Entrepreneurshit. The Blog Post on What It’s Really Like. - gedrap
http://www.bothsidesofthetable.com/2012/11/18/entrepreneurshit-the-blog-post-on-what-its-really-like

======
graycat
Mark does a lot of that.

First, on being an 'entrepreneur', the US is awash, by the millions, in
successful entrepreneurs, with only a small fraction with an MBA or knowing
what BizDev is. E.g., once late on a Thursday I needed an electrician, plugged
in my emergency electric generator, very much wanted to get the work done on
Friday and not have to wait until Monday, Tuesday, etc., stayed up nearly
until dawn on Friday getting phone numbers of local electricians and leaving
messages, got back only a few calls, one, just after dawn just leaving to play
golf, with a reference to an electrician who lived a few streets over but
didn't have his name in any place easy to find, called him, got him, and got
the work done. That electrician was actually doing okay as an entrepreneur --
staying busy enough, nice house, wife at home, truck, assistant, and
essentially none of the problems Suster described. The situation is similar
for millions of _Main Street_ entrepreneurs all across the US.
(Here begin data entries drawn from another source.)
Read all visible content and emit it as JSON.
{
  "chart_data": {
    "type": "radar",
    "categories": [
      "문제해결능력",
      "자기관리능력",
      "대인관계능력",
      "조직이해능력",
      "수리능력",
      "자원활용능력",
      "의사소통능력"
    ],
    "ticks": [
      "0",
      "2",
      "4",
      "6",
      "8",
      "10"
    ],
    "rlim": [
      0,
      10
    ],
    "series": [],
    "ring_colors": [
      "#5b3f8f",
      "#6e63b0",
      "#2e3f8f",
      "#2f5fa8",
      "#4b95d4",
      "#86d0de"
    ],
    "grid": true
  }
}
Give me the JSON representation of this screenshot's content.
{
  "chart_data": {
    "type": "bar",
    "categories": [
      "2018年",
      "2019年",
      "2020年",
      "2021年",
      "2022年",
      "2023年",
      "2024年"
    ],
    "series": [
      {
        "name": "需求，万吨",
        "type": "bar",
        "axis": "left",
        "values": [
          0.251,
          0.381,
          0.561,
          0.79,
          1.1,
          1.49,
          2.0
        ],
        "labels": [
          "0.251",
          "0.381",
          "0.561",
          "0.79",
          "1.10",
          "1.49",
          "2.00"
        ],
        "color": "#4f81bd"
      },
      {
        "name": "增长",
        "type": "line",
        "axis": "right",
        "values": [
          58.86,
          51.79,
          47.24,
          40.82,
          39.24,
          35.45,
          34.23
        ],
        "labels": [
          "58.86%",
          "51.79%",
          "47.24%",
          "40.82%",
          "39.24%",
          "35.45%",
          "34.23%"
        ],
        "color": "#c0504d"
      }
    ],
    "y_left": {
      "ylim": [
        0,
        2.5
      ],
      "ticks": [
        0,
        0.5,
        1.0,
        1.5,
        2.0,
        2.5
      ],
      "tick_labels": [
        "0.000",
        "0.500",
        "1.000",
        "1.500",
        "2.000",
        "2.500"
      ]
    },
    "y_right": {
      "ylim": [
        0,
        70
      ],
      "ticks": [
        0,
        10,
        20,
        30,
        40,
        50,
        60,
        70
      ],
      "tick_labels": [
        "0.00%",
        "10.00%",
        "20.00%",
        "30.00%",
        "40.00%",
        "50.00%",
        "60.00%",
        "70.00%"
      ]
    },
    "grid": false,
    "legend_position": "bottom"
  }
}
If an _information technology_ entrepreneur can do better, okay, but mostly he
shouldn't have to do worse.

Second, Suster, in his list of what it takes to be a successful entrepreneur,
leaves out some things that, when left out, can explain why the items on his
list are so ugly.

An example is from WWII: The Allies won against Rommel in North Africa. From
the attributes in Suster's list? Maybe in part, but Suster left out a crucial
point: Something especially effective.

What was that against Rommel? Sure, most of Rommel's supplies went to the
bottom of the Mediterranean. Why? Because the English, maybe with Turing,
broke a German code so that the Allies knew when the German supply ships were
headed for Rommel. The Allies were so careful with the information that they
didn't just attack the ships and, instead, before attacking the ship made sure
to fly a plane over the ship to let the German's think that reconnaissance had
detected the ship and not something else. Eventually Rommel was convinced that
there was a security leak in the Italians.

There were other WWII examples, especially the atomic bomb.

Thankfully for US national security, the US DoD has, now for 70+ years, been
the unique, world class, grand champion of getting some things that are
"especially effective" \-- GPS, stealth, reconnaissance satellites, the SR-71,
etc. What Suster concentrates on has feet locked into concrete making sure not
to do anything "especially effective" as in those examples.

Suster is making a fundamental mistake: He is looking for things that are
exceptionally good but trying to get such things mostly just via ordinary
'true-grit' and without concentrating on things that are "especially
effective".